Some mediators may overcharge and others may not produce a process or a result
that is worth the expenditure of scarce client resources. However, even with the use of a
mediator and independent consulting attorneys, the cost of a mediated divorce is not
higher, and may actually be far lower than a case directly negotiated between two lawyers.
It is certainly lower than litigated divorces. Even co-mediated divorces do not increase
fees compared to negotiated divorces and parties may have the benefits of an
interdisciplinary (lawyer-psychologist or lawyer-CPA) inter gender team that can often
bring settlement faster and more comprehensively than working with a sole mediator.
QUESTION 9:
I KNOW THAT MEDIATORS SHOULD NOT GIVE LEGAL ADVICE. HOW CAN
PARTIES MAKE A MEANINGFUL AGREEMENT IF THEY DON’T KNOW THE
LAW?
You are correct that a neutral mediator should not give advice — that is tell the
client what to do or what decisions to make. However, mediators differ in the amount of
legal information that they provide. Even if a mediator does give legal information (cases,
statutes, tax laws, procedure, support guideline calculations), most clients benefit from
individual legal advice and negotiation coaching from an independent family lawyer.
QUESTION 10:
I HAVE HEARD THAT GOING INTO MEDIATION REQUIRES A VERY
DIFFERENT OFFICE SET-UP THAN I CURRENTLY HAVE? HOW DO I SET UP
A MEDIATION PRACTICE?
First, take the pressure off yourself. Many mediators do so as a part-time
supplement to their law practice. Other lawyers who want to make a career switch to
mediation do so over a long period of time working of their law office space. There are a
number of tips to setting up a mediation friendly office that can be implemented whether
you choose to mediate (full or part time), desire to become more active in representing
clients in mediation or choose to offer mediation related service products in addition to
full service adversarial representation. Marketing in these emerging areas requires a
different emphasis and orientation which can also help your existing law practice.
QUESTION 11:
I JUST GOT MY FIRST MEDIATION CASE. WHAT DO I DO?

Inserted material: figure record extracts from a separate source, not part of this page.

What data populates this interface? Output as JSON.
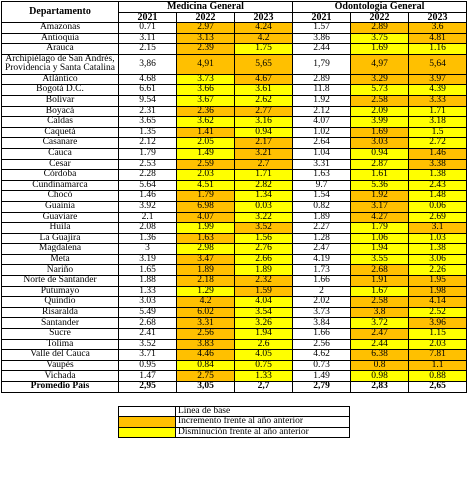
{
  "header": {
    "department": "Departamento",
    "groups": [
      "Medicina General",
      "Odontología General"
    ],
    "years": [
      "2021",
      "2022",
      "2023",
      "2021",
      "2022",
      "2023"
    ]
  },
  "rows": [
    {
      "department": "Amazonas",
      "values": [
        "0.71",
        "2.97",
        "4.24",
        "1.57",
        "2.89",
        "3.6"
      ]
    },
    {
      "department": "Antioquia",
      "values": [
        "3.11",
        "3.13",
        "4.2",
        "3.86",
        "3.75",
        "4.81"
      ]
    },
    {
      "department": "Arauca",
      "values": [
        "2.15",
        "2.39",
        "1.75",
        "2.44",
        "1.69",
        "1.16"
      ]
    },
    {
      "department": "Archipiélago de San Andrés, Providencia y Santa Catalina",
      "values": [
        "3,86",
        "4,91",
        "5,65",
        "1,79",
        "4,97",
        "5,64"
      ]
    },
    {
      "department": "Atlántico",
      "values": [
        "4.68",
        "3.73",
        "4.67",
        "2.89",
        "3.29",
        "3.97"
      ]
    },
    {
      "department": "Bogotá D.C.",
      "values": [
        "6.61",
        "3.66",
        "3.61",
        "11.8",
        "5.73",
        "4.39"
      ]
    },
    {
      "department": "Bolívar",
      "values": [
        "9.54",
        "3.67",
        "2.62",
        "1.92",
        "2.58",
        "3.33"
      ]
    },
    {
      "department": "Boyacá",
      "values": [
        "2.31",
        "2.36",
        "2.77",
        "2.12",
        "2.09",
        "1.71"
      ]
    },
    {
      "department": "Caldas",
      "values": [
        "3.65",
        "3.62",
        "3.16",
        "4.07",
        "3.99",
        "3.18"
      ]
    },
    {
      "department": "Caquetá",
      "values": [
        "1.35",
        "1.41",
        "0.94",
        "1.02",
        "1.69",
        "1.5"
      ]
    },
    {
      "department": "Casanare",
      "values": [
        "2.12",
        "2.05",
        "2.17",
        "2.64",
        "3.03",
        "2.72"
      ]
    },
    {
      "department": "Cauca",
      "values": [
        "1.79",
        "1.49",
        "3.21",
        "1.04",
        "0.94",
        "1.46"
      ]
    },
    {
      "department": "Cesar",
      "values": [
        "2.53",
        "2.59",
        "2.7",
        "3.31",
        "2.87",
        "3.38"
      ]
    },
    {
      "department": "Córdoba",
      "values": [
        "2.28",
        "2.03",
        "1.71",
        "1.63",
        "1.61",
        "1.38"
      ]
    },
    {
      "department": "Cundinamarca",
      "values": [
        "5.64",
        "4.51",
        "2.82",
        "9.7",
        "5.36",
        "2.43"
      ]
    },
    {
      "department": "Chocó",
      "values": [
        "1.46",
        "1.79",
        "1.34",
        "1.54",
        "1.92",
        "1.48"
      ]
    },
    {
      "department": "Guainía",
      "values": [
        "3.92",
        "6.98",
        "0.03",
        "0.82",
        "3.17",
        "0.06"
      ]
    },
    {
      "department": "Guaviare",
      "values": [
        "2.1",
        "4.07",
        "3.22",
        "1.89",
        "4.27",
        "2.69"
      ]
    },
    {
      "department": "Huila",
      "values": [
        "2.08",
        "1.99",
        "3.52",
        "2.27",
        "1.79",
        "3.1"
      ]
    },
    {
      "department": "La Guajira",
      "values": [
        "1.36",
        "1.63",
        "1.56",
        "1.28",
        "1.06",
        "1.03"
      ]
    },
    {
      "department": "Magdalena",
      "values": [
        "3",
        "2.98",
        "2.76",
        "2.47",
        "1.94",
        "1.38"
      ]
    },
    {
      "department": "Meta",
      "values": [
        "3.19",
        "3.47",
        "2.66",
        "4.19",
        "3.55",
        "3.06"
      ]
    },
    {
      "department": "Nariño",
      "values": [
        "1.65",
        "1.89",
        "1.89",
        "1.73",
        "2.68",
        "2.26"
      ]
    },
    {
      "department": "Norte de Santander",
      "values": [
        "1.88",
        "2.18",
        "2.32",
        "1.66",
        "1.91",
        "1.95"
      ]
    },
    {
      "department": "Putumayo",
      "values": [
        "1.33",
        "1.29",
        "1.59",
        "2",
        "1.67",
        "1.98"
      ]
    },
    {
      "department": "Quindío",
      "values": [
        "3.03",
        "4.2",
        "4.04",
        "2.02",
        "2.58",
        "4.14"
      ]
    },
    {
      "department": "Risaralda",
      "values": [
        "5.49",
        "6.02",
        "3.54",
        "3.73",
        "3.8",
        "2.52"
      ]
    },
    {
      "department": "Santander",
      "values": [
        "2.68",
        "3.31",
        "3.26",
        "3.84",
        "3.72",
        "3.96"
      ]
    },
    {
      "department": "Sucre",
      "values": [
        "2.41",
        "2.56",
        "1.94",
        "1.66",
        "2.47",
        "1.15"
      ]
    },
    {
      "department": "Tolima",
      "values": [
        "3.52",
        "3.83",
        "2.6",
        "2.56",
        "2.44",
        "2.03"
      ]
    },
    {
      "department": "Valle del Cauca",
      "values": [
        "3.71",
        "4.46",
        "4.05",
        "4.62",
        "6.38",
        "7.81"
      ]
    },
    {
      "department": "Vaupés",
      "values": [
        "0.95",
        "0.84",
        "0.75",
        "0.73",
        "0.8",
        "1.1"
      ]
    },
    {
      "department": "Vichada",
      "values": [
        "1.47",
        "2.75",
        "1.33",
        "1.49",
        "0.98",
        "0.88"
      ]
    }
  ],
  "footer": {
    "label": "Promedio País",
    "values": [
      "2,95",
      "3,05",
      "2,7",
      "2,79",
      "2,83",
      "2,65"
    ]
  },
  "legend": [
    {
      "label": "Línea de base",
      "color": "#ffffff"
    },
    {
      "label": "Incremento frente al año anterior",
      "color": "#ffc000"
    },
    {
      "label": "Disminución frente al año anterior",
      "color": "#ffff00"
    }
  ]
}
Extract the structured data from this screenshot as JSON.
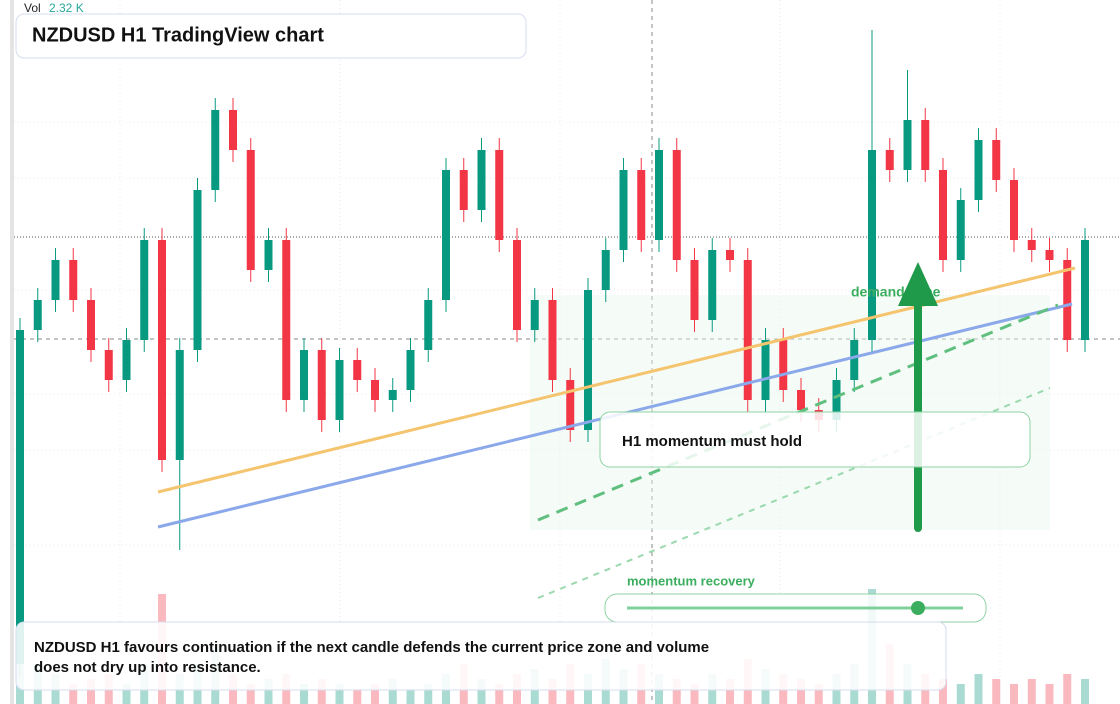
{
  "header": {
    "vol_label": "Vol",
    "vol_value": "2.32 K",
    "title": "NZDUSD H1 TradingView chart"
  },
  "annotations": {
    "zone": "demand zone",
    "callout": "H1 momentum must hold",
    "slider": "momentum recovery",
    "footer_line1": "NZDUSD H1 favours continuation if the next candle defends the current price zone and volume",
    "footer_line2": "does not dry up into resistance."
  },
  "candles": {
    "up_color": "#089981",
    "down_color": "#f23645",
    "open": [
      40,
      374,
      404,
      444,
      404,
      354,
      324,
      364,
      464,
      244,
      354,
      514,
      594,
      554,
      434,
      464,
      304,
      354,
      284,
      344,
      324,
      304,
      314,
      354,
      404,
      534,
      494,
      554,
      464,
      374,
      404,
      324,
      274,
      414,
      454,
      534,
      464,
      554,
      444,
      384,
      454,
      444,
      304,
      364,
      314,
      294,
      284,
      324,
      364,
      554,
      534,
      584,
      534,
      444,
      504,
      564,
      524,
      464,
      454,
      444,
      364
    ],
    "high": [
      386,
      416,
      456,
      456,
      416,
      366,
      376,
      476,
      476,
      366,
      526,
      606,
      606,
      566,
      476,
      476,
      366,
      366,
      356,
      356,
      336,
      326,
      366,
      416,
      546,
      546,
      566,
      566,
      476,
      416,
      416,
      336,
      426,
      466,
      546,
      546,
      566,
      566,
      456,
      466,
      466,
      456,
      376,
      376,
      326,
      306,
      336,
      376,
      674,
      566,
      634,
      596,
      546,
      516,
      576,
      576,
      536,
      476,
      466,
      456,
      476
    ],
    "low": [
      28,
      362,
      392,
      392,
      342,
      312,
      312,
      352,
      232,
      154,
      342,
      502,
      542,
      422,
      422,
      292,
      292,
      272,
      272,
      312,
      292,
      292,
      302,
      342,
      392,
      482,
      482,
      452,
      362,
      362,
      312,
      262,
      262,
      402,
      442,
      452,
      452,
      432,
      372,
      372,
      432,
      292,
      292,
      302,
      282,
      272,
      272,
      312,
      352,
      522,
      522,
      522,
      432,
      432,
      492,
      512,
      452,
      442,
      432,
      352,
      352
    ],
    "close": [
      374,
      404,
      444,
      404,
      354,
      324,
      364,
      464,
      244,
      354,
      514,
      594,
      554,
      434,
      464,
      304,
      354,
      284,
      344,
      324,
      304,
      314,
      354,
      404,
      534,
      494,
      554,
      464,
      374,
      404,
      324,
      274,
      414,
      454,
      534,
      464,
      554,
      444,
      384,
      454,
      444,
      304,
      364,
      314,
      294,
      284,
      324,
      364,
      554,
      534,
      584,
      534,
      444,
      504,
      564,
      524,
      464,
      454,
      444,
      364,
      464
    ],
    "volume": [
      130,
      40,
      30,
      20,
      25,
      30,
      20,
      40,
      110,
      30,
      40,
      60,
      30,
      20,
      25,
      30,
      20,
      25,
      20,
      15,
      20,
      25,
      15,
      20,
      30,
      40,
      25,
      20,
      30,
      35,
      25,
      40,
      30,
      45,
      35,
      40,
      30,
      25,
      20,
      30,
      25,
      45,
      35,
      30,
      25,
      20,
      30,
      40,
      115,
      60,
      40,
      30,
      25,
      20,
      30,
      25,
      20,
      25,
      20,
      30,
      25
    ]
  }
}
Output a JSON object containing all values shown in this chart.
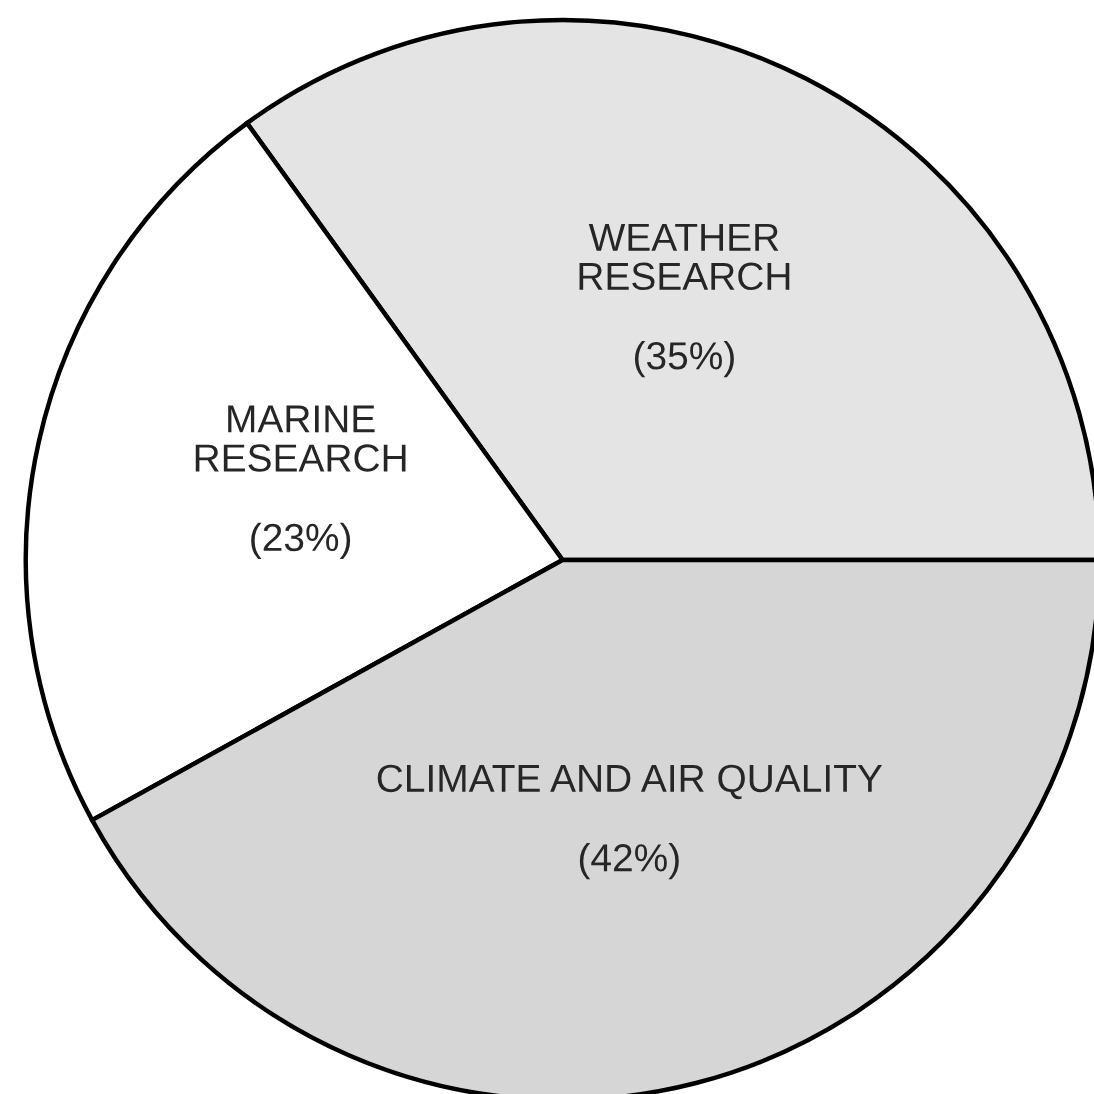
{
  "chart_data": {
    "type": "pie",
    "categories": [
      "WEATHER\nRESEARCH",
      "MARINE\nRESEARCH",
      "CLIMATE AND AIR QUALITY"
    ],
    "values": [
      35,
      23,
      42
    ],
    "value_labels": [
      "(35%)",
      "(23%)",
      "(42%)"
    ],
    "colors": [
      "#e4e4e4",
      "#ffffff",
      "#d6d6d6"
    ]
  }
}
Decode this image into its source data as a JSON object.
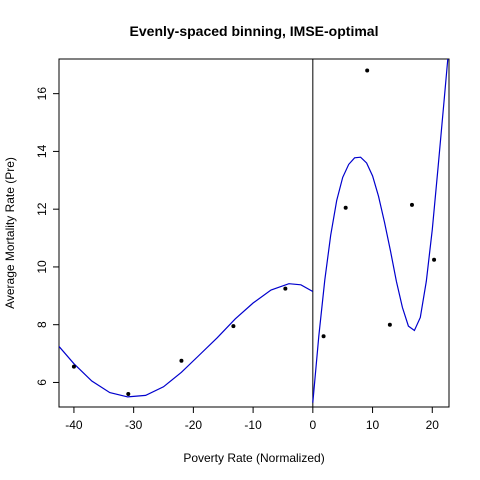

Assuming that you have had sufficient training and you feel comfortable holding
yourself out as a mediator, take a deep breath and look forward to a stimulating and
satisfying experience. Perhaps you might decide to retain a more experienced mediator
supervisor with whom you can consult or join a mediation study group to get direction
and professional support. You can review the current standards of competency or you
might want to review some of the mediator training treatises in the bibliography. Good
luck. And remember: it’s probably not as frightening as your first case as a lawyer and it
is the parties’ mediation not yours. They will probably help you out.